Between Modernity and Tradition: Nihonga

Yoshitaka Kuroiwa

Genesis and evolution

In 1853, after 200 years of isolation, Commodore Matthew Perry’s “black warships” forced Japan to the process of opening up to the West. That evolution was imposed as a government policy at the beginning of the Meiji eve (1868-1912), hence, when the Tokugawa Shogunate gave way to Emperor Meiji’s reintegration. To achieve that objective with special regard to cover the scientific, literary, philosophical and artistic fields, West professors were invited to teach at the Japanese universities, and Japaneses were sent to study overseas. As regards art, the ancient styles and techniques were set aside as outdated heritages and replaced with a special western-style oil painting termed Yōga. In order to bring that slippage under control, hence, as an attempt to preserve the age-old Japanese culture in some way, art critics as Ernest F. Fenollosa (1853-1908) and Okakura Kakuzō, also known as Okakura Tenshin (1862-1913), came out. The former was a scholar from Harvard who was demanded to give lessons in west phylosophy at the Tōkyō Imperial University.
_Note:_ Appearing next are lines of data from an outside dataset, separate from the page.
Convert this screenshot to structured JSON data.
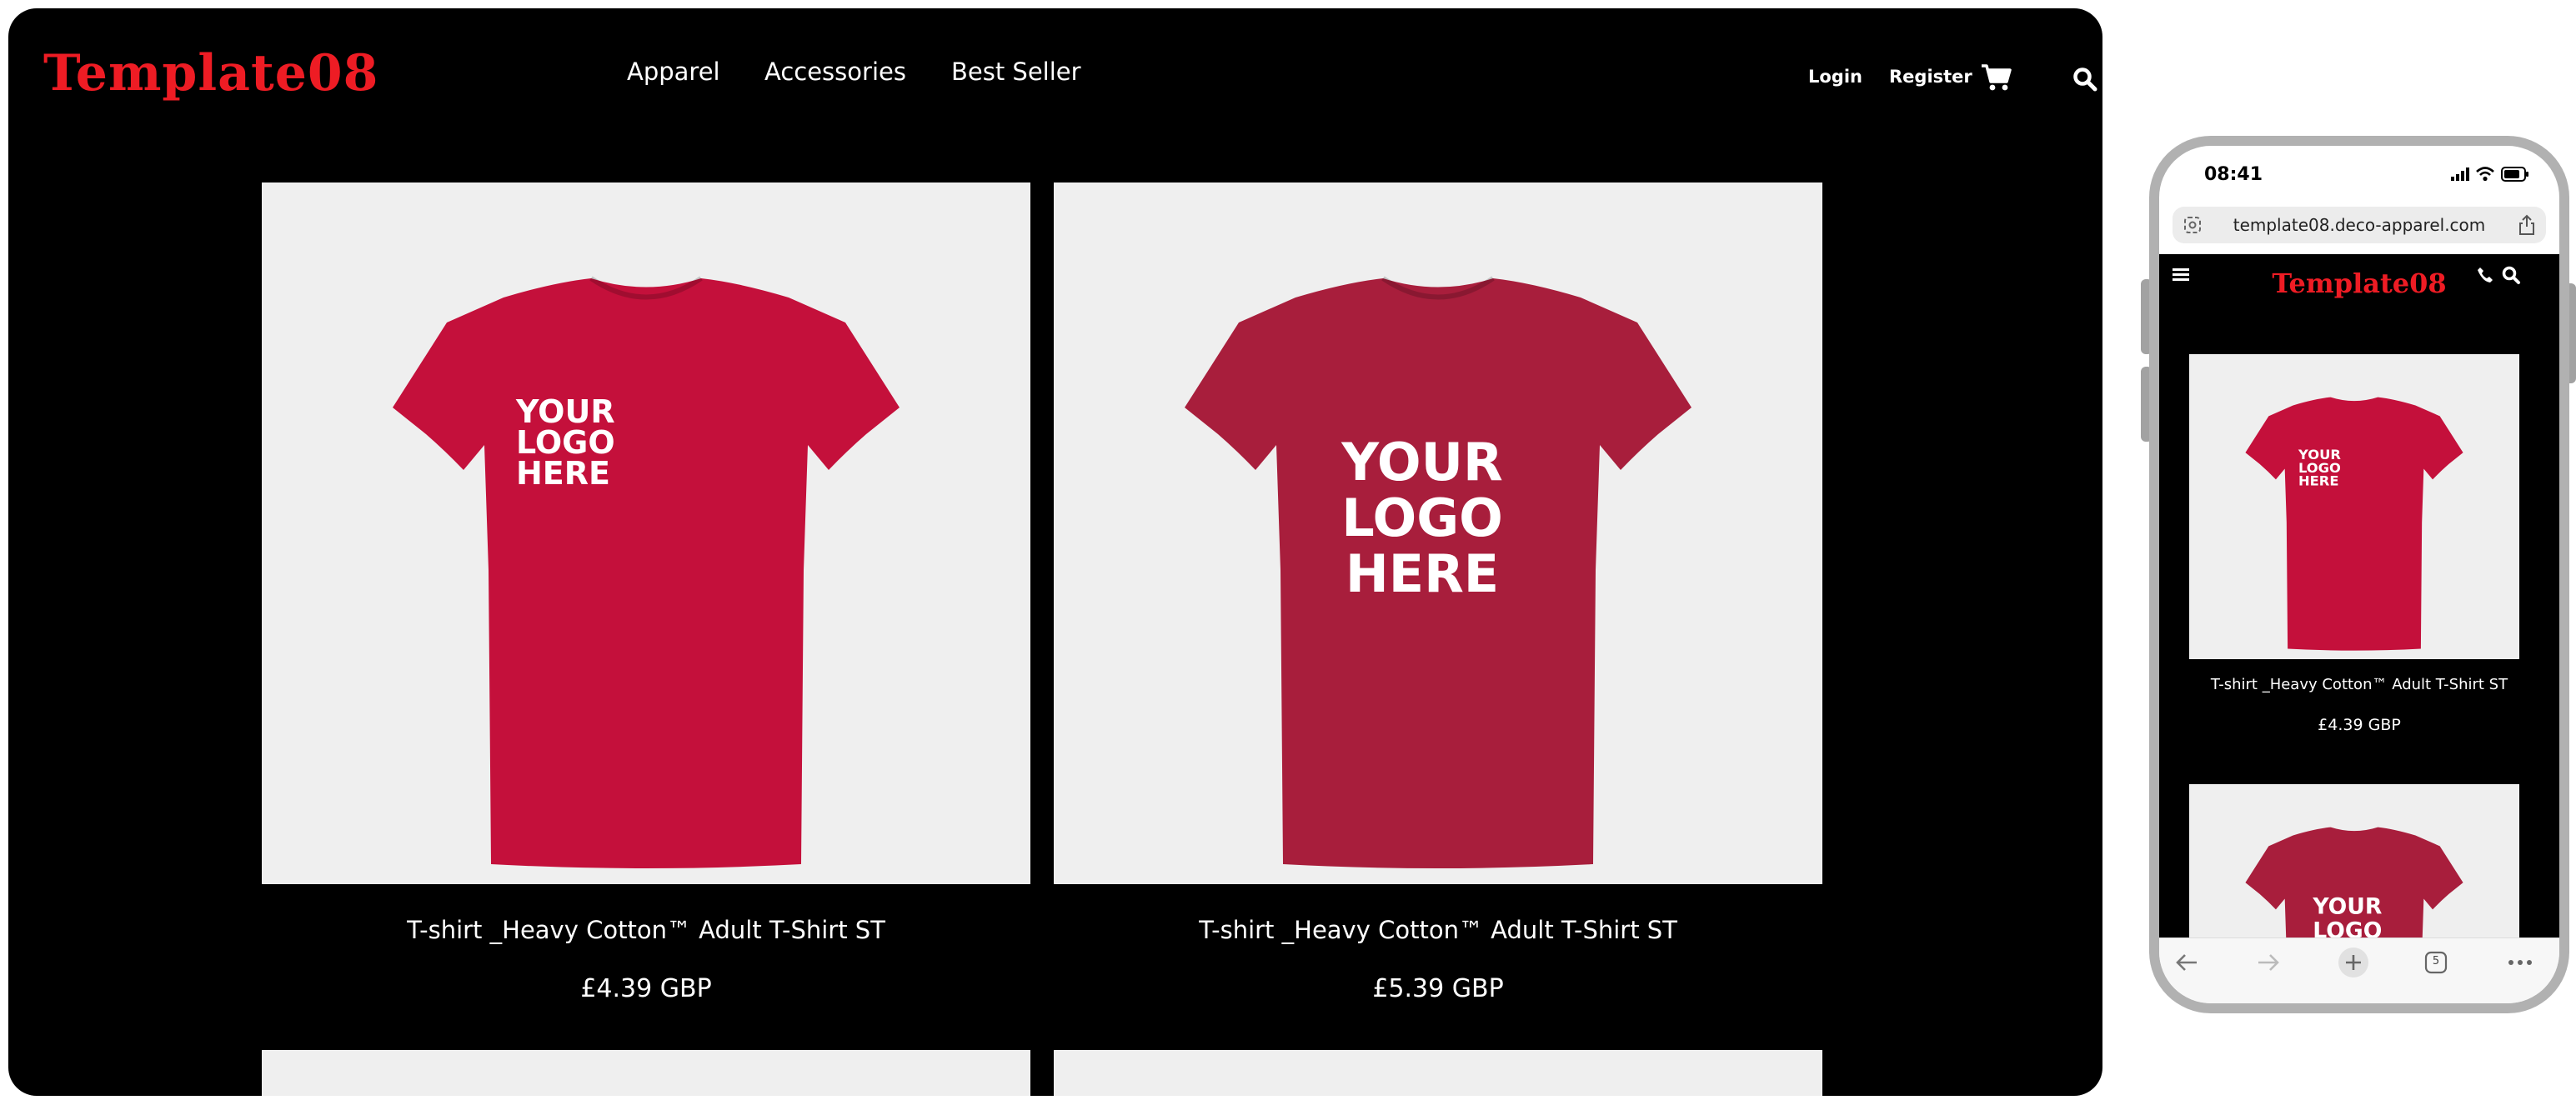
{
  "site": {
    "logo": "Template08",
    "brand_color": "#ee1c24"
  },
  "desktop": {
    "nav": [
      "Apparel",
      "Accessories",
      "Best Seller"
    ],
    "auth": {
      "login": "Login",
      "register": "Register"
    },
    "icons": [
      "cart-icon",
      "search-icon"
    ],
    "products": [
      {
        "title": "T-shirt _Heavy Cotton™ Adult T-Shirt ST",
        "price": "£4.39 GBP",
        "shirt_color": "#c4103b",
        "print": [
          "YOUR",
          "LOGO",
          "HERE"
        ]
      },
      {
        "title": "T-shirt _Heavy Cotton™ Adult T-Shirt ST",
        "price": "£5.39 GBP",
        "shirt_color": "#a81e3c",
        "print": [
          "YOUR",
          "LOGO",
          "HERE"
        ]
      }
    ]
  },
  "mobile": {
    "status_time": "08:41",
    "url": "template08.deco-apparel.com",
    "icons": [
      "menu-icon",
      "phone-icon",
      "search-icon"
    ],
    "products": [
      {
        "title": "T-shirt _Heavy Cotton™ Adult T-Shirt ST",
        "price": "£4.39 GBP"
      }
    ],
    "tab_count": "5"
  }
}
During the lecture entitled “The New Theory of Art” he gave in 1882 at the Dragon Pond Society, Fenollosa pointed out the need to preserve the traditional techniques and related materials, and, in so doing, used first the expression “Japanese painting”, later translated into “Nihonga”. He also brought out the features of the Japanese art, notably lack in realism, simplicity, absence of chiaroscuro, use of outlines and light-color gradients. However, the subsequent development of the Nihonga is due to a young disciple of Fenollosa named Okakura Kakuzō, who was also involved in establishing the Japanese aesthetics through a large number of artworks widely spread throughout the West. Kakuzō and Fenollosa founded in 1887 the Tōkyō Fine Arts School, an institution that first formally made a careful distinction between Yōga and Nihonga, and provided identifying elements of the latter. The above artists also promoted the diffusion of knowledge of the Japanese art abroad. This was made possible thanks to the management entrusted to them of the Eastern Section of the Boston Museum of Fine Arts.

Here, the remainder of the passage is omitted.